Published in final edited form as: Invest Ophthalmol Vis Sci. 2009 May 6;50(10):4873–4880. doi: 10.1167/iovs.08-3291

Figure 1.

Figure 1

Spatial properties and quantification method. (A) NIR response to a vertical bar on a dark background. The presentation of patterned visual stimuli produced two predominant signals of opposite polarity, a negative signal (N) and a positive signal (P), that were spatially adjacent. Right: Grayscale bar representing fractional change in reflectance (dR/R). Negative signals correspond to a decrease in reflectance (dark regions). Conversely, positive signals correspond to a relative increase in reflectance (light regions). Areas that show no or slight reflectance change are gray regions (dR/R = 0). The response is localized with the stimulated retina. Scale bar: 6° of visual angle. Arrows: superior and nasal directions in the fundus image. Inset: the stimulus used to evoke the response. (B) Fractional reflectance time course of three ROIs. The signal intensity is plotted as a function of time. The fractional reflectance for each ROI was calculated (see Schallek et al.6).

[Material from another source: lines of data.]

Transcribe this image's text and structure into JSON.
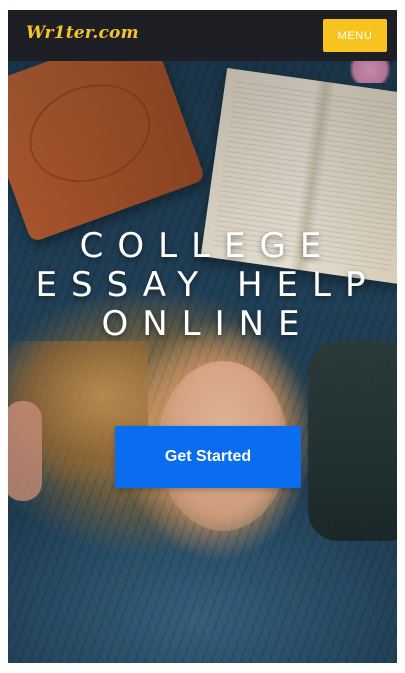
{
  "header": {
    "logo_text": "Wr1ter.com",
    "menu_label": "MENU"
  },
  "hero": {
    "title_line1": "COLLEGE",
    "title_line2": "ESSAY HELP",
    "title_line3": "ONLINE",
    "cta_label": "Get Started"
  },
  "colors": {
    "navbar_bg": "#1e1f24",
    "logo": "#f4c430",
    "menu_button": "#f6c31f",
    "cta_button": "#0a6df0"
  }
}
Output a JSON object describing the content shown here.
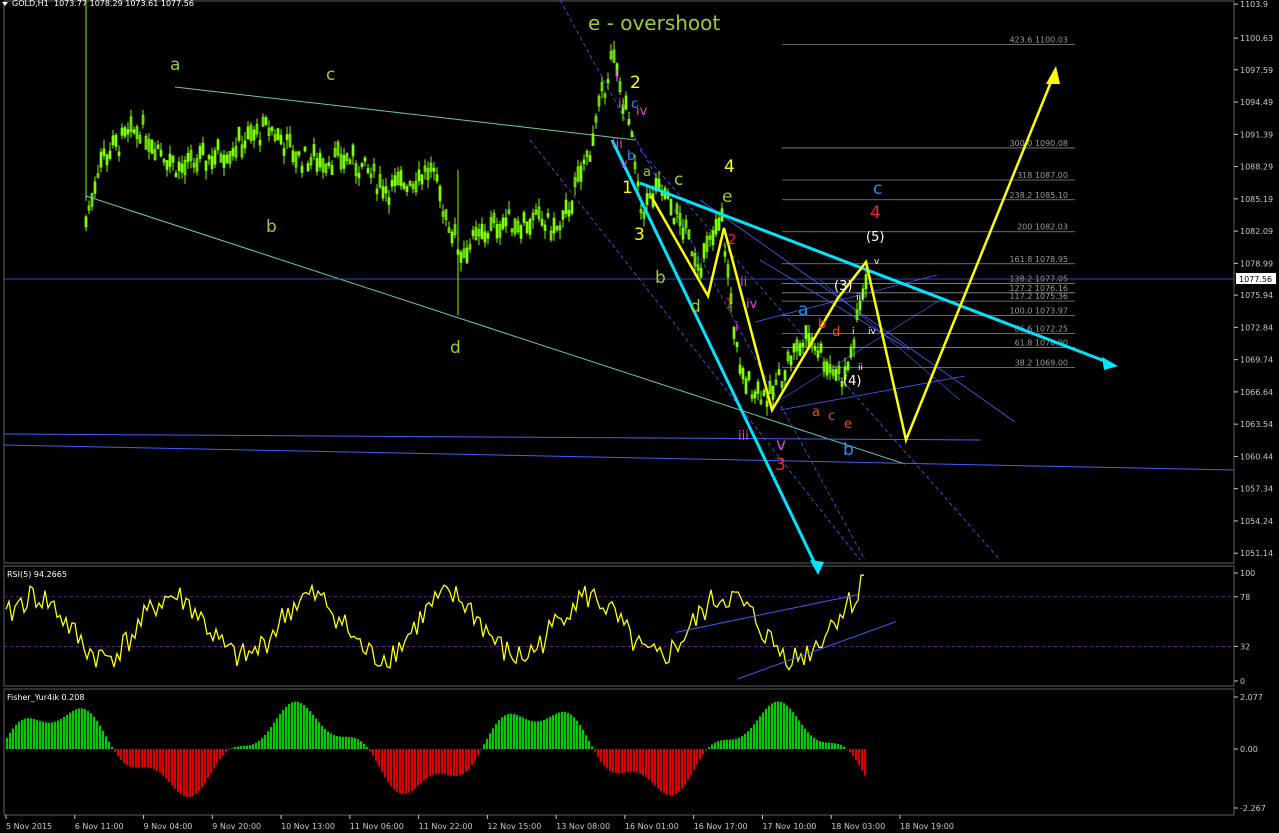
{
  "chart_data": [
    {
      "type": "candlestick",
      "title": "GOLD,H1",
      "ohlc_header": "1073.77 1078.29 1073.61 1077.56",
      "annotation_title": "e - overshoot",
      "current_price": "1077.56",
      "ylim": [
        1050.2,
        1104.2
      ],
      "y_ticks": [
        "1103.9",
        "1100.63",
        "1097.59",
        "1094.49",
        "1091.39",
        "1088.29",
        "1085.19",
        "1082.09",
        "1078.99",
        "1075.94",
        "1072.84",
        "1069.74",
        "1066.64",
        "1063.54",
        "1060.44",
        "1057.34",
        "1054.24",
        "1051.14"
      ],
      "x_labels": [
        "5 Nov 2015",
        "6 Nov 11:00",
        "9 Nov 04:00",
        "9 Nov 20:00",
        "10 Nov 13:00",
        "11 Nov 06:00",
        "11 Nov 22:00",
        "12 Nov 15:00",
        "13 Nov 08:00",
        "16 Nov 01:00",
        "16 Nov 17:00",
        "17 Nov 10:00",
        "18 Nov 03:00",
        "18 Nov 19:00"
      ],
      "fib_levels": [
        {
          "label": "423.6",
          "value": "1100.03"
        },
        {
          "label": "300.0",
          "value": "1090.08"
        },
        {
          "label": "318",
          "value": "1087.00"
        },
        {
          "label": "238.2",
          "value": "1085.10"
        },
        {
          "label": "200",
          "value": "1082.03"
        },
        {
          "label": "161.8",
          "value": "1078.95"
        },
        {
          "label": "138.2",
          "value": "1077.05"
        },
        {
          "label": "127.2",
          "value": "1076.16"
        },
        {
          "label": "117.2",
          "value": "1075.36"
        },
        {
          "label": "100.0",
          "value": "1073.97"
        },
        {
          "label": "86.6",
          "value": "1072.25"
        },
        {
          "label": "61.8",
          "value": "1070.90"
        },
        {
          "label": "38.2",
          "value": "1069.00"
        }
      ],
      "wave_labels": [
        {
          "text": "a",
          "color": "#9acd32"
        },
        {
          "text": "c",
          "color": "#9acd32"
        },
        {
          "text": "b",
          "color": "#9acd32"
        },
        {
          "text": "d",
          "color": "#9acd32"
        },
        {
          "text": "2",
          "color": "#ffff00"
        },
        {
          "text": "1",
          "color": "#ffff00"
        },
        {
          "text": "3",
          "color": "#ffff00"
        },
        {
          "text": "4",
          "color": "#ffff00"
        },
        {
          "text": "a",
          "color": "#9acd32"
        },
        {
          "text": "c",
          "color": "#9acd32"
        },
        {
          "text": "e",
          "color": "#9acd32"
        },
        {
          "text": "b",
          "color": "#9acd32"
        },
        {
          "text": "d",
          "color": "#9acd32"
        },
        {
          "text": "i",
          "color": "#e040e0"
        },
        {
          "text": "ii",
          "color": "#e040e0"
        },
        {
          "text": "iii",
          "color": "#e040e0"
        },
        {
          "text": "iv",
          "color": "#e040e0"
        },
        {
          "text": "v",
          "color": "#e040e0"
        },
        {
          "text": "c",
          "color": "#1e90ff"
        },
        {
          "text": "b",
          "color": "#1e90ff"
        },
        {
          "text": "1",
          "color": "#ff2020"
        },
        {
          "text": "2",
          "color": "#ff2020"
        },
        {
          "text": "3",
          "color": "#ff2020"
        },
        {
          "text": "4",
          "color": "#ff2020"
        },
        {
          "text": "i",
          "color": "#e040e0"
        },
        {
          "text": "ii",
          "color": "#e040e0"
        },
        {
          "text": "iv",
          "color": "#e040e0"
        },
        {
          "text": "iii",
          "color": "#e040e0"
        },
        {
          "text": "v",
          "color": "#e040e0"
        },
        {
          "text": "a",
          "color": "#1e90ff"
        },
        {
          "text": "b",
          "color": "#1e90ff"
        },
        {
          "text": "c",
          "color": "#1e90ff"
        },
        {
          "text": "a",
          "color": "#ff4500"
        },
        {
          "text": "b",
          "color": "#ff4500"
        },
        {
          "text": "c",
          "color": "#ff4500"
        },
        {
          "text": "d",
          "color": "#ff4500"
        },
        {
          "text": "e",
          "color": "#ff4500"
        },
        {
          "text": "(3)",
          "color": "#ffffff"
        },
        {
          "text": "(4)",
          "color": "#ffffff"
        },
        {
          "text": "(5)",
          "color": "#ffffff"
        },
        {
          "text": "i",
          "color": "#ffffff"
        },
        {
          "text": "ii",
          "color": "#ffffff"
        },
        {
          "text": "iii",
          "color": "#ffffff"
        },
        {
          "text": "iv",
          "color": "#ffffff"
        },
        {
          "text": "v",
          "color": "#ffffff"
        }
      ]
    },
    {
      "type": "line",
      "title": "RSI(5) 94.2665",
      "y_ticks": [
        "100",
        "78",
        "32",
        "0"
      ],
      "ylim": [
        0,
        100
      ],
      "levels": [
        78,
        32
      ]
    },
    {
      "type": "histogram",
      "title": "Fisher_Yur4ik 0.208",
      "y_ticks": [
        "2.077",
        "0.00",
        "-2.267"
      ],
      "ylim": [
        -2.267,
        2.077
      ]
    }
  ],
  "colors": {
    "background": "#000000",
    "candle": "#7fff00",
    "channel": "#66cdaa",
    "trend_cyan": "#00e5ff",
    "projection": "#ffff00",
    "grid_blue": "#4060ff",
    "rsi_line": "#ffff00",
    "hist_pos": "#00cc00",
    "hist_neg": "#dd0000",
    "fib_line": "#b0b0b0"
  }
}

Both the positive (ROI P, white) and negative signal (ROI N, black) showed negligible deviation from baseline during the prestimulus epoch (0–2 seconds). Between 2 and 5 seconds (stimulus on), both signals appeared and developed in magnitude. In the poststimulus epoch (5–10 seconds) both signals slowly recovered toward the baseline reflectance (dR/R = 0). An ROI over the nonstimulated region of retina is also plotted (O, dashed lines). Reflectance changes were very small, most likely attributable to the biological noise of the system.